Saya sedang menikmati camilan sambil mendengarkan kumpulan lagu top 50 Billboard di depan State Library ketika seorang pria muda menghampiri dan meminta waktu saya untuk berbincang. Pria itu memperkenalkan diri sebagai seorang misionaris dari sebuah aliran kristiani. Saya dengan senang hati menyetujui. Tidak ada salahnya, saya pikir, mendapat teman bicara dan mendapat sebuah 'pengetahuan'.
Setelah lama bicara, obrolan tentang agama bergeser ke hal-hal ringan seputar kehidupan sehari-hari. Malah dia membiarkan saya bertanya-tanya tentang dirinya.
Bertemu dengan misionaris seperti dia bukanlah hal pertama kali. Tapi bicara panjang lebar seperti itu memang yang pertama di Perth. Ketika saya tinggal di Jakarta, pernah dua orang perempuan mengetok pintu rumah dan bercerita tentang sebuah 'kabar penting', yang menurut mereka Yesus tak pernah disalibkan.
Agama bukanlah perkara mudah. Saya dulu pernah 'tersesat' tapi tak berarti juga menginginkan agama baru. Jika saya terbuka dengan orang-orang yang ingin mewartakan tentang ajaran-ajaran mereka, bukanlah hal yang istimewa.
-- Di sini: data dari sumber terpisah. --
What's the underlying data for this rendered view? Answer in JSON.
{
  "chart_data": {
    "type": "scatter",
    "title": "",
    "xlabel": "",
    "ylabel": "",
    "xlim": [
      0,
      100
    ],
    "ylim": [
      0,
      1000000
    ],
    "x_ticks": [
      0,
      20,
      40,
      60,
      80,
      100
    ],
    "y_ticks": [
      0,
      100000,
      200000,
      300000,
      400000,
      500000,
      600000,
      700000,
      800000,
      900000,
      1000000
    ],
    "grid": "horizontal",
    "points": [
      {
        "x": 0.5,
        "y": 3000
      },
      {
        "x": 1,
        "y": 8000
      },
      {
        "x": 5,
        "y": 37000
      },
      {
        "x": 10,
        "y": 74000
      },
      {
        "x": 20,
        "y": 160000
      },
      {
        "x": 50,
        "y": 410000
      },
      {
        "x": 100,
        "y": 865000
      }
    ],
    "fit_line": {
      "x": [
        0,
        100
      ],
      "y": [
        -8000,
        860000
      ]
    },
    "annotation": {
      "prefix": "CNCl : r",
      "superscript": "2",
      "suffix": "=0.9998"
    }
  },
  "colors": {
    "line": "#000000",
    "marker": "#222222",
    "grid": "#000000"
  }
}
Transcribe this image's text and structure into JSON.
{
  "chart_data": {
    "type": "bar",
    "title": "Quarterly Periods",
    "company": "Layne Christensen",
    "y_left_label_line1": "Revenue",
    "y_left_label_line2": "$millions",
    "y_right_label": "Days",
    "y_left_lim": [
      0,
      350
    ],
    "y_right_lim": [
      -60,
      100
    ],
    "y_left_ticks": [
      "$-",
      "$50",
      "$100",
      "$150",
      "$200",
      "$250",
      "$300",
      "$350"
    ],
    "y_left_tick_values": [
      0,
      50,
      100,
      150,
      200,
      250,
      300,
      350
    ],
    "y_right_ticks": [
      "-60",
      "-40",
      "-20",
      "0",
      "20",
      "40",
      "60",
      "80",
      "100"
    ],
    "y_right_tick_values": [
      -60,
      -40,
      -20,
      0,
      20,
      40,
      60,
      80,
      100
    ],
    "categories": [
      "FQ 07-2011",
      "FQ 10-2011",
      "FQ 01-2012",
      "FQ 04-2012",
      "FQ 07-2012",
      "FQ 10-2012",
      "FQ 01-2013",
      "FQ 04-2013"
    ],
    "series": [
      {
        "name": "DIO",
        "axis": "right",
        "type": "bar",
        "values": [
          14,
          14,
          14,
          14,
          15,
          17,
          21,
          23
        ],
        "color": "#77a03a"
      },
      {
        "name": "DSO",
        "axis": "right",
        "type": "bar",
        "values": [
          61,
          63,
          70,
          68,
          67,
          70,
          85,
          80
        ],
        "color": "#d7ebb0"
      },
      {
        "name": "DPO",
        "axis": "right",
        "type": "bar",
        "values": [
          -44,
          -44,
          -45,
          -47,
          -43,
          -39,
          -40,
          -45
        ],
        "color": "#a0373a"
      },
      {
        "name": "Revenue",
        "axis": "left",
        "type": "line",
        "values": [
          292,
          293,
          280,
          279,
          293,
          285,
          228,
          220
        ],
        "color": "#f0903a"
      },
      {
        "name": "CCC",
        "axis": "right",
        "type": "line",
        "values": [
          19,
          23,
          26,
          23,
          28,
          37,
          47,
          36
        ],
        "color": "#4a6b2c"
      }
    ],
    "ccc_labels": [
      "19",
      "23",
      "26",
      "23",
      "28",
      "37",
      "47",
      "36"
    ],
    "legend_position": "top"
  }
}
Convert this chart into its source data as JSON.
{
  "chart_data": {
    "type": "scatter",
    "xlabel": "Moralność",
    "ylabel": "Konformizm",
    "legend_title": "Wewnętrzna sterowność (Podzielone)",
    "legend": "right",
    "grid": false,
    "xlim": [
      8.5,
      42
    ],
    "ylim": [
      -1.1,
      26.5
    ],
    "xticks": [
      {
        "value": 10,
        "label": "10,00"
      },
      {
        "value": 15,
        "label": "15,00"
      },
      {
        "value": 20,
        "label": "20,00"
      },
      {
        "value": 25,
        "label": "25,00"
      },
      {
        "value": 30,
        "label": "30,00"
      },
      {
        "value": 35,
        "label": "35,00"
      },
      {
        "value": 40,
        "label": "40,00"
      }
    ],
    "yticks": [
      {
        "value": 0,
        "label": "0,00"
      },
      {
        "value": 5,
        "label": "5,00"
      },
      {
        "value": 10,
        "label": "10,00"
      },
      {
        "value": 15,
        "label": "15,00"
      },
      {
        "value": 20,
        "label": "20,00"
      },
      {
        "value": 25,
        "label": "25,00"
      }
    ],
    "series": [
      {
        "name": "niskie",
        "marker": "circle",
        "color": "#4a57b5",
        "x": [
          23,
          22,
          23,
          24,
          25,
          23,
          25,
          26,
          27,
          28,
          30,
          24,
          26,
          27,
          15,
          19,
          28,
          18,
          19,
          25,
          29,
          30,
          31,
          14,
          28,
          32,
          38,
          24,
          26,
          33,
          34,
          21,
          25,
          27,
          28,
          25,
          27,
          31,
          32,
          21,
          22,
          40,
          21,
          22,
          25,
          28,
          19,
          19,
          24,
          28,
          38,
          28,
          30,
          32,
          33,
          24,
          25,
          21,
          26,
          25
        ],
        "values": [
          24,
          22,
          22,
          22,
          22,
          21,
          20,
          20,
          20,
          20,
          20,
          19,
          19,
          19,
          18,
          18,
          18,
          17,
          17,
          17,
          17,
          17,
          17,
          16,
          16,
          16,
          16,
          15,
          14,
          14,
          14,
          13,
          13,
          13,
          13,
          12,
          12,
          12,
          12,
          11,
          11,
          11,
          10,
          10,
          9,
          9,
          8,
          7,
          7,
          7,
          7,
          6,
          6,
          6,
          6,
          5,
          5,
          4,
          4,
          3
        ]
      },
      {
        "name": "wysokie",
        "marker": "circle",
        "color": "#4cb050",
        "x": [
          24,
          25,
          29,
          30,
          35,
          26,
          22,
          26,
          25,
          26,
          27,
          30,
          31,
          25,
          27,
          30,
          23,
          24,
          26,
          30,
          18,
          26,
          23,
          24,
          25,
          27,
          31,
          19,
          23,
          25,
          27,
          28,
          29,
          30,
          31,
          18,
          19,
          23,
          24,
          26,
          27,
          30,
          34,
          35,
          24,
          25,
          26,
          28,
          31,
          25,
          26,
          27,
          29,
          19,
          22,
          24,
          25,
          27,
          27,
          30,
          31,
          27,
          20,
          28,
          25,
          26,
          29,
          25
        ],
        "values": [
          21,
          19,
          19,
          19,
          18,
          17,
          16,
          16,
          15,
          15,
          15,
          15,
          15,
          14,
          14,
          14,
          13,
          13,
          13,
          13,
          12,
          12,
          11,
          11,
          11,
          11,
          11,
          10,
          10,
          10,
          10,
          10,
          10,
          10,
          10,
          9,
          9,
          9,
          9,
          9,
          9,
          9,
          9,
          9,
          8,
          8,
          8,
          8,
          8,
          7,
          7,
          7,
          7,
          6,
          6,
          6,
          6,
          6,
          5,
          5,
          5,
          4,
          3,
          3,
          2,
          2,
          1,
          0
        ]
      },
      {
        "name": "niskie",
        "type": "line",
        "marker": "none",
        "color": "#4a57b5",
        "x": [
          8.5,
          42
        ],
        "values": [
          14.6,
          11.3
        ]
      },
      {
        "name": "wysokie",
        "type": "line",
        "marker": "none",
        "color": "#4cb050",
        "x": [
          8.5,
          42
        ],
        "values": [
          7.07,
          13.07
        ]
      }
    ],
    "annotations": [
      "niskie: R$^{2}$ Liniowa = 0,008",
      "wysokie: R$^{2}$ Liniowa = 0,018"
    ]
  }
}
Pertama, menolak sesuatu berarti menolak kebaikan. Itu yang selalu saya ingat. Apalagi menolak ilmu pengetahuan. Selama saya tidak memaksakan diri dengan mengorbankan hal-hal lain yang lebih penting dari itu, saya rasa saya akan terus melakukan. Saya percaya diri untuk tidak mengubah keyakinan yang saya anut sekarang.